Member of the Ceylon Parliament for Kandy
- In office 1956–1960
- Preceded by: Fredrick de Silva
- Succeeded by: E. L. Senanayake

Member of the Ceylon Parliament for Hewaheta
- In office 1970–1977
- Preceded by: M. A. Daniel
- Succeeded by: M. A. Daniel

Personal details
- Born: 3 June 1917
- Died: 25 February 1982 (aged 64)
- Party: Sri Lanka Freedom Party
- Profession: lawyer, politician

= Piyasena Tennakoon =

Ceylonese lawyer and politician

Piyasena Tennakoon (3 June 1917 – 25 February 1982) was a Ceylonese lawyer and politician.

Tennakoon was educated at Ananda College, Colombo. He later graduated from the Ceylon Law College and became an advocate. He was appointed as the District Revenue Officer of Kolonne.

In 1952 he ran at 2nd parliamentary elections, held in May, in the Galaha electorate. He lost to the incumbent, Theodore Braybrooke Panabokke, by 4,606 votes.

Tennakoon next contested the parliamentary by-election for the seat of Kandy, held on 23 October 1954, representing the United National Party. He was unsuccessful, losing to the former Mayor of Kandy, Fredrick de Silva, by 399 votes. He ran again at the 3rd parliamentary election, held in April 1956, this time as the Sri Lanka Freedom Party candidate. He was elected, polling 11,005 votes (53% of the total vote), 1,239 votes ahead of the United National Party candidate, Edward Lionel Senanayake.

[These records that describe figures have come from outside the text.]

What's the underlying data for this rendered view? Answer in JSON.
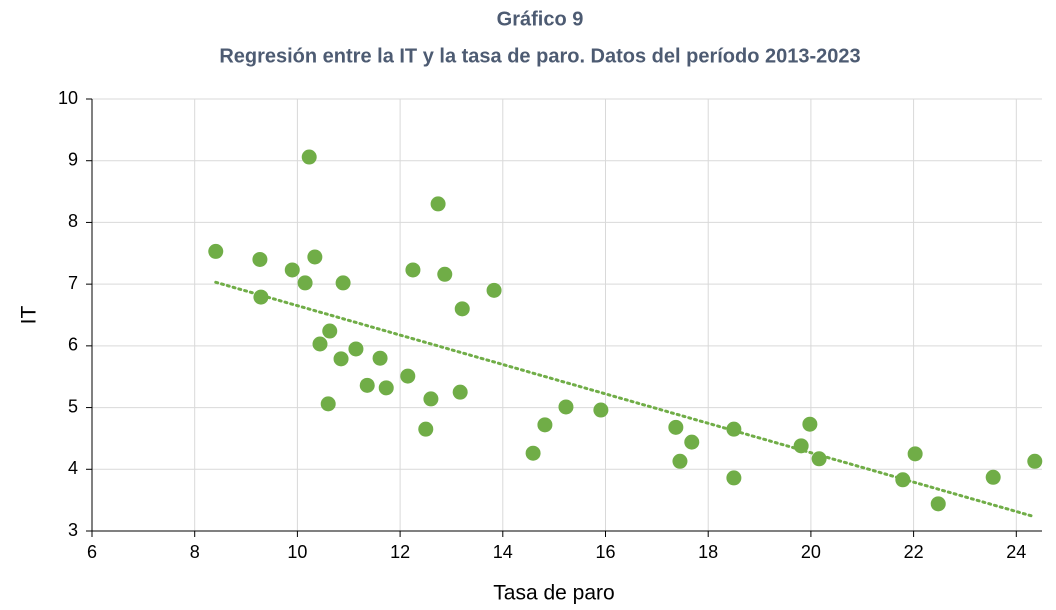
{
  "chart_data": {
    "type": "scatter",
    "title": "Gráfico 9",
    "subtitle": "Regresión entre la IT y la tasa de paro. Datos del período 2013-2023",
    "x_label": "Tasa de paro",
    "y_label": "IT",
    "color": "#70ad47",
    "x": [
      8.41,
      9.27,
      9.29,
      9.9,
      10.15,
      10.23,
      10.34,
      10.44,
      10.63,
      10.6,
      10.85,
      10.89,
      11.14,
      11.36,
      11.61,
      11.73,
      12.15,
      12.25,
      12.5,
      12.6,
      12.74,
      12.87,
      13.17,
      13.21,
      13.83,
      14.59,
      14.82,
      15.23,
      15.91,
      17.37,
      17.45,
      17.68,
      18.5,
      18.5,
      19.81,
      19.98,
      20.16,
      21.79,
      22.03,
      22.48,
      23.55,
      24.36
    ],
    "y": [
      7.53,
      7.4,
      6.79,
      7.23,
      7.02,
      9.06,
      7.44,
      6.03,
      6.24,
      5.06,
      5.79,
      7.02,
      5.95,
      5.36,
      5.8,
      5.32,
      5.51,
      7.23,
      4.65,
      5.14,
      8.3,
      7.16,
      5.25,
      6.6,
      6.9,
      4.26,
      4.72,
      5.01,
      4.96,
      4.68,
      4.13,
      4.44,
      4.65,
      3.86,
      4.38,
      4.73,
      4.17,
      3.83,
      4.25,
      3.44,
      3.87,
      4.13
    ],
    "trendline": {
      "x": [
        8.41,
        24.36
      ],
      "y": [
        7.03,
        3.23
      ]
    },
    "xlim": [
      6,
      24.5
    ],
    "xticks": [
      6,
      8,
      10,
      12,
      14,
      16,
      18,
      20,
      22,
      24
    ],
    "ylim": [
      3,
      10
    ],
    "yticks": [
      3,
      4,
      5,
      6,
      7,
      8,
      9,
      10
    ],
    "grid": true
  }
}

On 20 April 1956, Tennakoon was elected as the Deputy Speaker of Parliament, a position he retained until 16 September 1958, when he was replaced by the member for Gampola, Richard Stanley Pelpola.

He contested the newly created seat of Senkadagala at the 4th parliamentary election held on 19 March 1960, where he lost to Noel Wimalasena, of the United National Party by 1,157 votes. He re-contested the seat at the 6th parliamentary election, for the Sri Lanka Freedom Party, losing again to Wimalasena, this time by 3,370 votes.

At the 7th parliamentary election, held on 27 May 1970, he ran for the seat of Hewaheta, as the Sri Lanka Freedom Party candidate. He won the seat by 2,617 votes, defeating the sitting member, Mahahitana Arachchige Daniel, from the United National Party. He was unable to retain the seat at the subsequent 8th parliamentary election, held on 21 July 1977, losing to Daniel by 6,750 votes.